US-Richter reduziert Millionenstrafe wegen Filesharings

1,9 Millionen US-Dollar sollte Jammie Thomas-Rasset für die illegale Verbreitung von 24 Musikstücken bezahlen. Der vorsitzende Richter senkte die Summe nun auf 54.000 US-Dollar. Doch selbst die findet er noch zu hoch.

In Pocket speichern vorlesen Druckansicht 474 Kommentare lesen
Lesezeit: 4 Min.

Ein US-Bundesrichter hat die von Geschworenen wegen Urheberrechtsverletzungen durch Filesharing verhängte Millionenstrafe gegen Jammie Thomas-Rasset drastisch reduziert. In dem Verfahren hatte die Jury den klagenden US-Labels im zweiten Anlauf Schadensersatz zugesprochen in Höhe von 80.000 US-Dollar für jeden der 24 Songs, die Thomas-Rasset über den Filesharing-Dienst Kazaa verbreitet hatte – insgesamt 1,9 Millionen US-Dollar. Am Freitag hat der vorsitzende Richter die Gesamtstrafe auf 54.000 US-Dollar reduziert.

Nach der Herabsetzung der Schadensersatzsumme durch den Richter wird es noch einmal spannend im Verfahren gegen Jammie Thomas.

(Bild: dpa)

"Das Erfordernis der Abschreckung kann eine 2-Millionen-Dollar-Strafe für den Diebstahl und die illegale Verbreitung von 24 Songs – mit der alleinigen Absicht gratis an Musik zu kommen – nicht rechtfertigen", heißt es in der Begründung von Richter Michael Davis. Auf die verfassungsrechtlichen Bedenken, die von der Verteidigung gegen die Millionenstrafe vorgebracht wurden, geht Davis nicht ein. Für die Korrektur exzessiver Schadensersatzsummen führt der Richter entsprechende Präzedenzfälle an. Zudem will er das Urteil auf Antrag der Kläger um eine Unterlassungsanordnung für Thomas-Rasset ergänzen.

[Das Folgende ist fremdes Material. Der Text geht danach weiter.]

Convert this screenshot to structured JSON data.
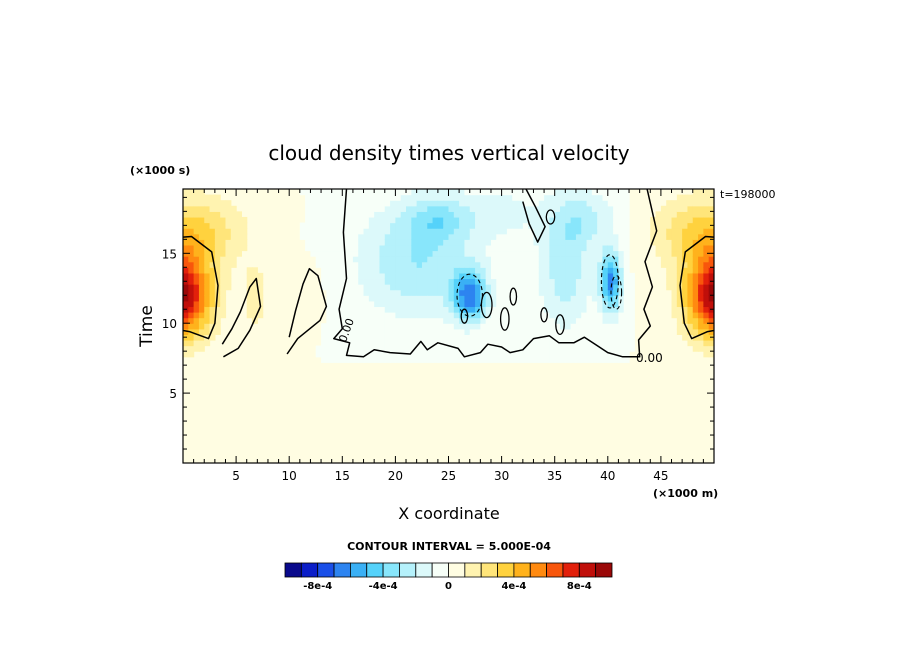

Mit der Herabsetzung der Strafe entspricht Davis einem Antrag der Verteidigung nur zum Teil. Thomas-Rasset hatte außer der Höhe der Strafe auch die Beweisführung der Labels in Frage gestellt und ein neues Verfahren gefordert. Das wurde ihr verweigert. Allerdings könnte es zu einem weiteren Prozess um die Höhe des Schadensersatzes kommen, wenn Kläger oder Beklagte Richter Davis' Anordnung nicht akzeptieren. Die Verteidigung habe dazu noch keine Entscheidung getroffen, sagte Thomas-Rassets Anwalt Joe Sibley gegenüber CNet News.

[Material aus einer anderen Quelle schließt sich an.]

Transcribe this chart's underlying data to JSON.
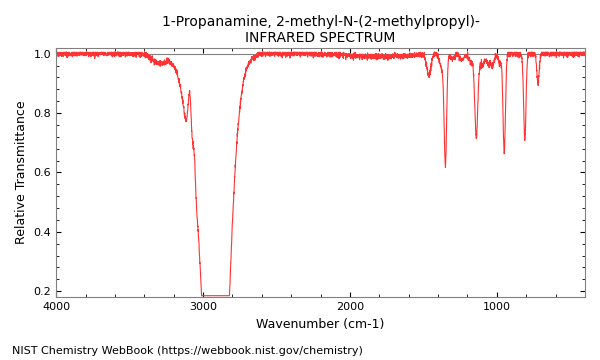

Die Labels haben nun sieben Tage Zeit, das Urteil anzunehmen. Der Verband der US-Musikindustrie RIAA teilte laut CNet dazu mit, das weitere Vorgehen werde geprüft. Von dieser Entscheidung kann einiges abhängen. Einerseits wolle der Verband das Verfahren endlich abschließen und aus den Schlagzeilen bringen – der Prozess hatte nach einem ersten Urteil in Höhe von insgesamt 222.000 US-Dollar wegen eines Verfahrensfehlers wiederholt werden müssen. Akzeptieren die Kläger die Entscheidung, können sie gegen die Höhe des Schadensersatzes nicht mehr vorgehen. Eine weiter reichende Konsequenz wäre allerdings, dass sie die Komepetenz des Gerichts anerkennen, exzessive Schadensersatzsummen zu korrigieren.

Richter Davis lässt in seiner Begründung keinen Zweifel aufkommen, dass er selbst die von ihm verfügte Summe für zu hoch hält. Davis hat den Klägern das Dreifache des gesetzlichen Minimums zugestanden, weil er den Wunsch der Jury nach einer hohen Bestrafung und einem klaren Signal zu berücksichtigen habe, schreibt der Richter. Mehr sei nicht angemessen. Auch wenn die Kläger bei dem im Copyright geregelten Schadensersatz den tatsächlichen Schaden nicht nachzuweisen hätten, müsse die Summe schon im Verhältnis dazu stehen.

Damit setzt Davis auch ein Signal – und eine Obergrenze – für vergleichbare Verfahren. Im Prozess gegen Joel Tenenbaum, der wegen Filesharings von 30 Musikdateien zu 675.000 US-Dollar verurteilt worden war, steht die vorsitzende Richterin Nancy Gertner vor der gleichen Entscheidung. Die Verteidigung hatte ein neues Verfahren oder die Herabsetzung der Summe auf das gesetzliche Minimum von 750 US-Dollar pro Song gefordert.